Success Story - en
NLP Contact Centers

Semantic segmentation of Contact Center dialogs

Description: build automation scripts of dialogue operators of the contact centre with customers and the subsequent automated evaluation of the quality of the operators in the contact center requires a categorization of a set of dialogues between operators and customers, highlighting the main topics of the recognition sequence in the conversations between operators and callers. It is planned to use text segmentation into semantically related parts using thematic modeling models.

Context: the contact center employs a large number of operators, you need to understand the quality of their work, since their effectiveness and sales efficiency directly depends on their following the script. Validation of manually - quite a long and expensive process, it is necessary to automate it and to propose a methodology of assessing quality.

Decision: a lot of topics were built based on replicas inside the CC dialogues. A model was built that decomposes the entire new dialog into replicas, and marks the replicas with appropriate themes. Then a "map" of dialogs with the highest quality sales was built - an ideal operator script. For new dialogues, the sequence of replicas was checked against the ideal map and the" quality " of the dialogue was measured.

Results:
Selected topics: 41 topics;
The quality of the allocation: 75% accuracy on average;
Integration into the Bank's BI software quality assessment of operators;
Increase the conversion rate and the percentage of successful dialogues.
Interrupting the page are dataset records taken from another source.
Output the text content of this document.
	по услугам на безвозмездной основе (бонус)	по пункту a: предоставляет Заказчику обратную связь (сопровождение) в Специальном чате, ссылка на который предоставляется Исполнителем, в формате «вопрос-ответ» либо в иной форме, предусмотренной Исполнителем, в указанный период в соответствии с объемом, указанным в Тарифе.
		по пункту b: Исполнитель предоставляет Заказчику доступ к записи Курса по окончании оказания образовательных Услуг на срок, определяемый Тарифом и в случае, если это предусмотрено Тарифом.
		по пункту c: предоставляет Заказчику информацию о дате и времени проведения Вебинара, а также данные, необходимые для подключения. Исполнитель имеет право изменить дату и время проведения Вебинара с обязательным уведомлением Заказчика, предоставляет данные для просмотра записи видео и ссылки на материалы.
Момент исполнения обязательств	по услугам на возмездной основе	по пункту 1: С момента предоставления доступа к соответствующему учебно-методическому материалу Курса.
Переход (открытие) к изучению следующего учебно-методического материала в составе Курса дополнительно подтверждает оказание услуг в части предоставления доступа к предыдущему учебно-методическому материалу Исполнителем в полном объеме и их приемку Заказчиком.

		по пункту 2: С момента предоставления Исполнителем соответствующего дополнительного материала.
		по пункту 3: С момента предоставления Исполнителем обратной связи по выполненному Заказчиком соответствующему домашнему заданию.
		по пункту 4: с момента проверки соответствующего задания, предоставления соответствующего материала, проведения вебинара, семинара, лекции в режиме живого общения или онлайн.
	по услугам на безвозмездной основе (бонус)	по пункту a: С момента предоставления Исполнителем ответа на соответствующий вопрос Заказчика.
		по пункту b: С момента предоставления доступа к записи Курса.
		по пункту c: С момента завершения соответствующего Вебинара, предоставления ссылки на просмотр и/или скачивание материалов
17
To build the model, we used:
Dialogs between contact center operators and the client;
Information about the success of the dialog;
A priori expert knowledge of topics;
Assessor markup.

Simulation result:
Set of themes for operators and clients ' dialogs;
Transition graph between topics for successful and unsuccessful dialogues;
The thematic segmentation tool of replicas of the dialogue.

Customer: Finance, Banking

Technology stack: Thematic modeling, Syntactic relations, Neural network models of text segmentation, BigARTM, PyTorch, gensim, nltk, Python.